Jaron Lanier on cybernetic totalism

Jaron Lanier writes in One-Half of a Manifesto that the dogma he objects to “is composed of a set of interlocking beliefs and doesn’t have a generally accepted overarching name as yet, though I sometimes call it “cybernetic totalism.” It has the potential to transform human experience more powerfully than any prior ideology, religion, or political system ever has, partly because it can be so pleasing to the mind, at least initially, but mostly because it gets a free ride on the overwhelmingly powerful technologies that happen to be created by people who are, to a large degree, true believers.” These are the interlocking beliefs of “cybernetic totalism“:

  1. Cybernetic patterns of information provide the ultimate and best way to understand reality.
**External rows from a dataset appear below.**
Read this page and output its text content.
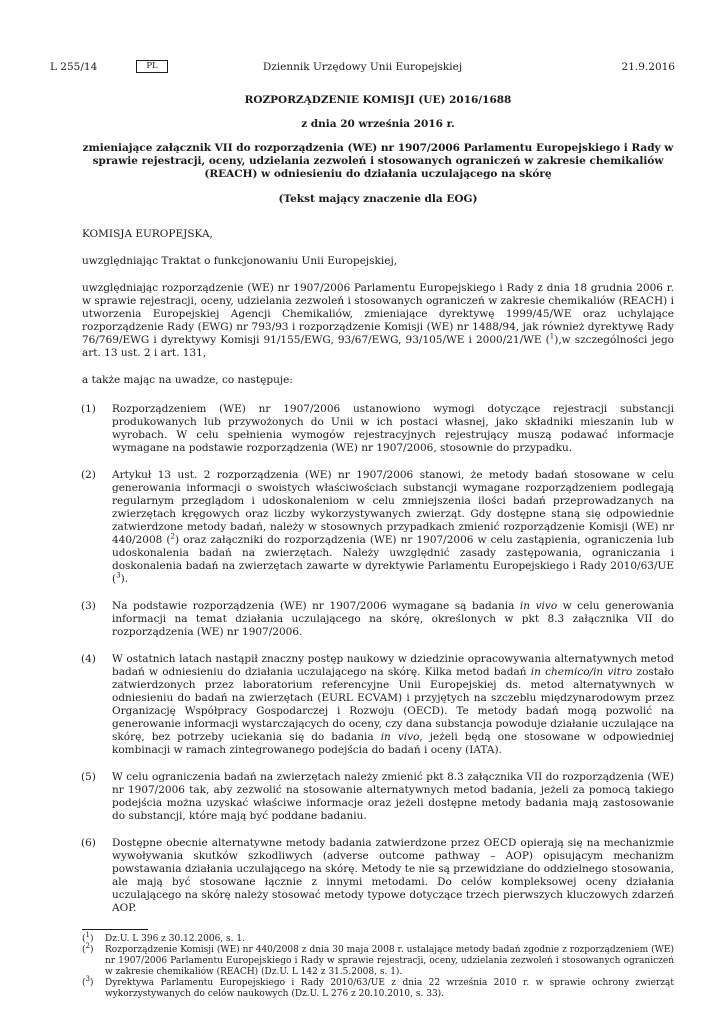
L 255/14	PL	Dziennik Urzędowy Unii Europejskiej	21.9.2016
ROZPORZĄDZENIE KOMISJI (UE) 2016/1688
z dnia 20 września 2016 r.
zmieniające załącznik VII do rozporządzenia (WE) nr 1907/2006 Parlamentu Europejskiego i Rady w sprawie rejestracji, oceny, udzielania zezwoleń i stosowanych ograniczeń w zakresie chemikaliów (REACH) w odniesieniu do działania uczulającego na skórę
(Tekst mający znaczenie dla EOG)

KOMISJA EUROPEJSKA,

uwzględniając Traktat o funkcjonowaniu Unii Europejskiej,

uwzględniając rozporządzenie (WE) nr 1907/2006 Parlamentu Europejskiego i Rady z dnia 18 grudnia 2006 r. w sprawie rejestracji, oceny, udzielania zezwoleń i stosowanych ograniczeń w zakresie chemikaliów (REACH) i utworzenia Europejskiej Agencji Chemikaliów, zmieniające dyrektywę 1999/45/WE oraz uchylające rozporządzenie Rady (EWG) nr 793/93 i rozporządzenie Komisji (WE) nr 1488/94, jak również dyrektywę Rady 76/769/EWG i dyrektywy Komisji 91/155/EWG, 93/67/EWG, 93/105/WE i 2000/21/WE ($^1$),w szczególności jego art. 13 ust. 2 i art. 131,

a także mając na uwadze, co następuje:

(1) Rozporządzeniem (WE) nr 1907/2006 ustanowiono wymogi dotyczące rejestracji substancji produkowanych lub przywożonych do Unii w ich postaci własnej, jako składniki mieszanin lub w wyrobach. W celu spełnienia wymogów rejestracyjnych rejestrujący muszą podawać informacje wymagane na podstawie rozporządzenia (WE) nr 1907/2006, stosownie do przypadku.
(2) Artykuł 13 ust. 2 rozporządzenia (WE) nr 1907/2006 stanowi, że metody badań stosowane w celu generowania informacji o swoistych właściwościach substancji wymagane rozporządzeniem podlegają regularnym przeglądom i udoskonaleniom w celu zmniejszenia ilości badań przeprowadzanych na zwierzętach kręgowych oraz liczby wykorzystywanych zwierząt. Gdy dostępne staną się odpowiednie zatwierdzone metody badań, należy w stosownych przypadkach zmienić rozporządzenie Komisji (WE) nr 440/2008 ($^2$) oraz załączniki do rozporządzenia (WE) nr 1907/2006 w celu zastąpienia, ograniczenia lub udoskonalenia badań na zwierzętach. Należy uwzględnić zasady zastępowania, ograniczania i doskonalenia badań na zwierzętach zawarte w dyrektywie Parlamentu Europejskiego i Rady 2010/63/UE ($^3$).
(3) Na podstawie rozporządzenia (WE) nr 1907/2006 wymagane są badania in vivo w celu generowania informacji na temat działania uczulającego na skórę, określonych w pkt 8.3 załącznika VII do rozporządzenia (WE) nr 1907/2006.
(4) W ostatnich latach nastąpił znaczny postęp naukowy w dziedzinie opracowywania alternatywnych metod badań w odniesieniu do działania uczulającego na skórę. Kilka metod badań in chemico/in vitro zostało zatwierdzonych przez laboratorium referencyjne Unii Europejskiej ds. metod alternatywnych w odniesieniu do badań na zwierzętach (EURL ECVAM) i przyjętych na szczeblu międzynarodowym przez Organizację Współpracy Gospodarczej i Rozwoju (OECD). Te metody badań mogą pozwolić na generowanie informacji wystarczających do oceny, czy dana substancja powoduje działanie uczulające na skórę, bez potrzeby uciekania się do badania in vivo, jeżeli będą one stosowane w odpowiedniej kombinacji w ramach zintegrowanego podejścia do badań i oceny (IATA).
(5) W celu ograniczenia badań na zwierzętach należy zmienić pkt 8.3 załącznika VII do rozporządzenia (WE) nr 1907/2006 tak, aby zezwolić na stosowanie alternatywnych metod badania, jeżeli za pomocą takiego podejścia można uzyskać właściwe informacje oraz jeżeli dostępne metody badania mają zastosowanie do substancji, które mają być poddane badaniu.
(6) Dostępne obecnie alternatywne metody badania zatwierdzone przez OECD opierają się na mechanizmie wywoływania skutków szkodliwych (adverse outcome pathway – AOP) opisującym mechanizm powstawania działania uczulającego na skórę. Metody te nie są przewidziane do oddzielnego stosowania, ale mają być stosowane łącznie z innymi metodami. Do celów kompleksowej oceny działania uczulającego na skórę należy stosować metody typowe dotyczące trzech pierwszych kluczowych zdarzeń AOP.
($^1$) Dz.U. L 396 z 30.12.2006, s. 1.
($^2$) Rozporządzenie Komisji (WE) nr 440/2008 z dnia 30 maja 2008 r. ustalające metody badań zgodnie z rozporządzeniem (WE) nr 1907/2006 Parlamentu Europejskiego i Rady w sprawie rejestracji, oceny, udzielania zezwoleń i stosowanych ograniczeń w zakresie chemikaliów (REACH) (Dz.U. L 142 z 31.5.2008, s. 1).
($^3$) Dyrektywa Parlamentu Europejskiego i Rady 2010/63/UE z dnia 22 września 2010 r. w sprawie ochrony zwierząt wykorzystywanych do celów naukowych (Dz.U. L 276 z 20.10.2010, s. 33).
  2. People are no more than cybernetic patterns.
  3. Subjective experience either doesn’t exist, or is unimportant.
  4. Darwinian like evolution is believed to be the singular, superior description of all creativity and culture.
  5. Qualitative as well as quantitative aspects of information systems are expected to be inexorably accelerated by Moore’s law.
  6. Biology and physics will merge with computer science. When that happens it will be either impossible or something very different to be a human. If that happens, the ideology of cybernetic totalists could cause suffering for millions of people.